His successor, Gov. Brian Kemp, has praised Deal's initiative but shifted his criminal justice priorities to new crackdowns on sex traffickers and an effort to target gang violence.

Also on the panel was Gwinnett County Board of Education member Everton Blair, who told the crowd how he was motivated by two starkly different politicians: Barack Obama triggered his passion for politics, and Trump helped drive him to run for office.

Another theme of Saturday's town hall, attended by about 250 students, was the "heartbeat" bill that would outlaw most abortions as soon as six weeks. The measure's Republican supporters see it as a way to preserve the sanctity of life, and Kemp has vowed to sign it within weeks.

Fox echoed other abortion rights supporters with a promise to challenge the measure in court as soon as it becomes law, and pointed to similar measures that were blocked.

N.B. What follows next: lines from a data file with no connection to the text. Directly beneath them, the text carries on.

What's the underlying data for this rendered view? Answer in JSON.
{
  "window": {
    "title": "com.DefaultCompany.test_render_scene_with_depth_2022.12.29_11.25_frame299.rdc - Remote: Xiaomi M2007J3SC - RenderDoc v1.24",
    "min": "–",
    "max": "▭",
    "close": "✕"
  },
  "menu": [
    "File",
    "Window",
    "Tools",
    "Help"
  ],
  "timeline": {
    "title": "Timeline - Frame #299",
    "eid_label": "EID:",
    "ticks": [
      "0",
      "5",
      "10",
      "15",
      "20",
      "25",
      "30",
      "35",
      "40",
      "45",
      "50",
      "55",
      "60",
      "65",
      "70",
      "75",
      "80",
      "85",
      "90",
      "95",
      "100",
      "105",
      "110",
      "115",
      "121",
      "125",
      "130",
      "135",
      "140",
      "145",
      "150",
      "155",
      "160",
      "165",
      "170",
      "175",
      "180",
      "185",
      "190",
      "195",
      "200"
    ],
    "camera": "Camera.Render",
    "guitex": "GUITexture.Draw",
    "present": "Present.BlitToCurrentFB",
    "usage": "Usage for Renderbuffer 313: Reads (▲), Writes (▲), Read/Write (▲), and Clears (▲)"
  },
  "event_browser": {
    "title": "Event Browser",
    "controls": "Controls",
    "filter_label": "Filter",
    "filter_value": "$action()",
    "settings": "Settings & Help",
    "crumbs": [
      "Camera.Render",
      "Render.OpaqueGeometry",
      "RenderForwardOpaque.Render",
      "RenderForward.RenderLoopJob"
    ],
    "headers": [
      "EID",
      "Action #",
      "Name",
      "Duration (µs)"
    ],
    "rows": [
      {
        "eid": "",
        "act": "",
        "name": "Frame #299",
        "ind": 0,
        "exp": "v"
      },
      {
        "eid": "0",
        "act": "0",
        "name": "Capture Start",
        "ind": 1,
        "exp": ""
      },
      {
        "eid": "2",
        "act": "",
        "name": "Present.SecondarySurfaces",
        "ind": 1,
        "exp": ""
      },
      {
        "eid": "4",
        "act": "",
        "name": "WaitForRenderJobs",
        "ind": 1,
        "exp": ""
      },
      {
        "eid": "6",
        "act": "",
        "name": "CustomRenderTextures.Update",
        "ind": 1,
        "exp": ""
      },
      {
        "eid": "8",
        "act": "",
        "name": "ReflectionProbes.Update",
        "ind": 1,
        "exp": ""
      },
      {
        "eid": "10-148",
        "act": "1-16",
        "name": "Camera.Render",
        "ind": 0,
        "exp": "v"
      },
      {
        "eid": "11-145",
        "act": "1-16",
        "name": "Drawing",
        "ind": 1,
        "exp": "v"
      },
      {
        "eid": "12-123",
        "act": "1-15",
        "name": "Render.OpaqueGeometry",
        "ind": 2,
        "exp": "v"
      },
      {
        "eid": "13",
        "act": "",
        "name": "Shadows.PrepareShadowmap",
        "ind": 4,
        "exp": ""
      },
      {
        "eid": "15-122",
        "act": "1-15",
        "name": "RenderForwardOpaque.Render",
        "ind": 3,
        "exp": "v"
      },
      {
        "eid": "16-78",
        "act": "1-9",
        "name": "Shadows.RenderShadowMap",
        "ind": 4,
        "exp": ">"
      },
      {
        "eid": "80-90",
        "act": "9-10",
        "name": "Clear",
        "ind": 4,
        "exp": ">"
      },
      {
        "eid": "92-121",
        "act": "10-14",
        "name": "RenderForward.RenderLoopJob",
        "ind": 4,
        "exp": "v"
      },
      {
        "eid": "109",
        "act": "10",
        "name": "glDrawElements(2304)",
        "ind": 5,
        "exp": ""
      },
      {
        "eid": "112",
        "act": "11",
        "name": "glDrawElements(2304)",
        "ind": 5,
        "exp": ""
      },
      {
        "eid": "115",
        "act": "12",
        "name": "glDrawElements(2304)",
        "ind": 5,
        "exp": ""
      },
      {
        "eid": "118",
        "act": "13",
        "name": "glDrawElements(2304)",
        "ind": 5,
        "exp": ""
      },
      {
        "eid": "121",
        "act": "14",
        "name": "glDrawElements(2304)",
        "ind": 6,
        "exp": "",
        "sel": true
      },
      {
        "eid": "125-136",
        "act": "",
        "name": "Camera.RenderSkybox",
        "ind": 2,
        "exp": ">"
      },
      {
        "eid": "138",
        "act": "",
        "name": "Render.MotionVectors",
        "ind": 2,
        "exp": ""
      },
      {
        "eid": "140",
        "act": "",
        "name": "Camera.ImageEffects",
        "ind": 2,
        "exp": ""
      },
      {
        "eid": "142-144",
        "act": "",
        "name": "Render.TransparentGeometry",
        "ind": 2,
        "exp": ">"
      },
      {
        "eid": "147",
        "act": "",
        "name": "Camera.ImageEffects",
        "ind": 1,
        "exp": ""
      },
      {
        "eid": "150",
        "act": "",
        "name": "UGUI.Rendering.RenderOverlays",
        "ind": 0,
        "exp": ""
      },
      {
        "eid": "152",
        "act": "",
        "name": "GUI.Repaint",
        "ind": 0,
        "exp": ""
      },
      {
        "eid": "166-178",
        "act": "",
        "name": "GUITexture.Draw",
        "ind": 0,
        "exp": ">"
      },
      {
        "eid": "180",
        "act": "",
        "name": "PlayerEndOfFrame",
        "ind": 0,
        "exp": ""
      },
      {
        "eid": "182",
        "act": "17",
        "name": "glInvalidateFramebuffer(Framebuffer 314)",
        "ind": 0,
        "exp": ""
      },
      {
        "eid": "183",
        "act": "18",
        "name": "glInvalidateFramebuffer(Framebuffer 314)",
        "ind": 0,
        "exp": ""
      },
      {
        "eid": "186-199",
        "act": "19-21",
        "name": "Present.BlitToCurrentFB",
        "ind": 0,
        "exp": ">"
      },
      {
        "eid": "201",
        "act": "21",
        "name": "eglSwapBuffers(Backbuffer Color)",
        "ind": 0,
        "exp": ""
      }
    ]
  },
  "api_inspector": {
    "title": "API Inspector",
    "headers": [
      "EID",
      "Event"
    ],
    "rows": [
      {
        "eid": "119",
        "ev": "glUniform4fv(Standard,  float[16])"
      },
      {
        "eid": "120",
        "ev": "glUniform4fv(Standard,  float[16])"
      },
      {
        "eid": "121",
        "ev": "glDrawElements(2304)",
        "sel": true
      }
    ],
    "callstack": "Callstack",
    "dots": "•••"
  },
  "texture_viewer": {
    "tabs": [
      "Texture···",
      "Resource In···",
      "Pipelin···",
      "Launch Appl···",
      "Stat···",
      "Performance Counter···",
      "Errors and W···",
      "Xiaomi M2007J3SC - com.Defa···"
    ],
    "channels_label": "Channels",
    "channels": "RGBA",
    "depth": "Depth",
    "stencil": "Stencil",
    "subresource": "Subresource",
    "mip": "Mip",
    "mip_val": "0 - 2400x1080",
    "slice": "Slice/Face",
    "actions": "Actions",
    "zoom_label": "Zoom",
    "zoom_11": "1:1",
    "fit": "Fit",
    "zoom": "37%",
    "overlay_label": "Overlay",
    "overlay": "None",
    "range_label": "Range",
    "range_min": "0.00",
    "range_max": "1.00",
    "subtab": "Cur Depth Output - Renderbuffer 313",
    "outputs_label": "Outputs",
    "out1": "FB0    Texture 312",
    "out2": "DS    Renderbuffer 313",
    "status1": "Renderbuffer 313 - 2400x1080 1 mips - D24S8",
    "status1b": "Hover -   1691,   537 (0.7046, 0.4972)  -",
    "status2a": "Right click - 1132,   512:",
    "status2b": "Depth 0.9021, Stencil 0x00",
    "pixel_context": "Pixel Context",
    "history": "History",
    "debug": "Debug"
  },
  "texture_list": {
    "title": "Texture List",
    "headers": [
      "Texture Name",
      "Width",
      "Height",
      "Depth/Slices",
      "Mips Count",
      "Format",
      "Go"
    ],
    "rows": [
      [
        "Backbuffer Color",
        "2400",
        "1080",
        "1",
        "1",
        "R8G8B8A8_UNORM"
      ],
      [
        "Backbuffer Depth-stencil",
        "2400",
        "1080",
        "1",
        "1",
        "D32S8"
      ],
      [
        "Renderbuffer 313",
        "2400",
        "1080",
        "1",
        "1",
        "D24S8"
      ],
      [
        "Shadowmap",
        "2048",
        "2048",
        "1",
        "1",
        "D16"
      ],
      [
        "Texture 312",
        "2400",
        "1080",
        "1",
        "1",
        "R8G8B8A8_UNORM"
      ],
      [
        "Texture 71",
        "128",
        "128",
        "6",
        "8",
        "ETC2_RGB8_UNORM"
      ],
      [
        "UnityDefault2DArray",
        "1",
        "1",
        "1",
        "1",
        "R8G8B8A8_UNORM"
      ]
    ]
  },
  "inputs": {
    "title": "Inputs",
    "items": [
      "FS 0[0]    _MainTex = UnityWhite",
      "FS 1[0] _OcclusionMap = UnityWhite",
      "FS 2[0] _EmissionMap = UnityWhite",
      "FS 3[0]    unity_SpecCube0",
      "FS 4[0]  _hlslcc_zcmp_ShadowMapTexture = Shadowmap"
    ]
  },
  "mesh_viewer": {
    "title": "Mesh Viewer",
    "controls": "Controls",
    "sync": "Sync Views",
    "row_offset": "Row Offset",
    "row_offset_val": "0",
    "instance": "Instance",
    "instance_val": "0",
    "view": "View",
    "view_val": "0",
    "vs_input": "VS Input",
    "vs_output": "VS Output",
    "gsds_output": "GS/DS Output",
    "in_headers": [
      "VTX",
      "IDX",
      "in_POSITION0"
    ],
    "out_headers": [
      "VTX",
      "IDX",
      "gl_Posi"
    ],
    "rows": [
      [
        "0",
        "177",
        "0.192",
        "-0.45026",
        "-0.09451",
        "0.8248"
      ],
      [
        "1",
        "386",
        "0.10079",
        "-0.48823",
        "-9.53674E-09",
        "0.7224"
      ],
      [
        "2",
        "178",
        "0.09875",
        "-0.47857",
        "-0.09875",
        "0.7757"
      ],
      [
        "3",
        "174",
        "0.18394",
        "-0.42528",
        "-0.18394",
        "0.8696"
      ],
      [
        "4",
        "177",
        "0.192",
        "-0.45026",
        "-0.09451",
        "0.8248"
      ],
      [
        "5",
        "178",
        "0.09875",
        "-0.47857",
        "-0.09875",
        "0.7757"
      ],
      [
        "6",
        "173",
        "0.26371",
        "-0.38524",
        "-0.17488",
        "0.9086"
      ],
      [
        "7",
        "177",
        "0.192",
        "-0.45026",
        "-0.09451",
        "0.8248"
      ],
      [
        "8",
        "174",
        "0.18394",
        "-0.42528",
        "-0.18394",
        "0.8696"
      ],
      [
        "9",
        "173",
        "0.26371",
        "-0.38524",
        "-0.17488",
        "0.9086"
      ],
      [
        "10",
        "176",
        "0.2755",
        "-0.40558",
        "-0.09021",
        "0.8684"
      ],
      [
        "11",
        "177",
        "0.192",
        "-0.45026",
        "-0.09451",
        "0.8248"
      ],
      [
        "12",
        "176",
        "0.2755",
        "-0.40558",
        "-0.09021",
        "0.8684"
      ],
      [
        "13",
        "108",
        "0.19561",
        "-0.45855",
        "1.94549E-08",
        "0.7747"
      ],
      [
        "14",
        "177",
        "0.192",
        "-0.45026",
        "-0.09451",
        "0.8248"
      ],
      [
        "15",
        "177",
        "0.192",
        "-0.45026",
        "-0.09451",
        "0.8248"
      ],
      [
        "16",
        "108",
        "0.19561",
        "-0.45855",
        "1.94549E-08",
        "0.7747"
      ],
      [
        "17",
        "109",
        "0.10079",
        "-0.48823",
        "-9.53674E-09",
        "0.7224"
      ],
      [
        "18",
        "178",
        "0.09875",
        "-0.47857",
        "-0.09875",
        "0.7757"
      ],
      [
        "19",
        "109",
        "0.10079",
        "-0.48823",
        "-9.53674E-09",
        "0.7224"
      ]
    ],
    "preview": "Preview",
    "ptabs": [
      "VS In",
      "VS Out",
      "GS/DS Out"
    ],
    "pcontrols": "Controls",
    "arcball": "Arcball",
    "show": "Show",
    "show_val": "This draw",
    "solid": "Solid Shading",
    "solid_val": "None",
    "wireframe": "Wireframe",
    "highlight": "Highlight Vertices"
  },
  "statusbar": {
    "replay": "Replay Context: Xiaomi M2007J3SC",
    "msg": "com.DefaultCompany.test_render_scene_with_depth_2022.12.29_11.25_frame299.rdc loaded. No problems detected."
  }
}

But she also said Planned Parenthood and its allies are developing a backup plan if the law, which takes effect in 2020, survives legal scrutiny.

“This is emotional and hard to talk about for a lot of us,” she said. “But we are planning for where we know abortion will remain safe and legal, how we increase access in those places and building the transportation networks – whether it’s taking a woman from Georgia to New York or getting a woman in Georgia out into international waters in the coast of Savannah.”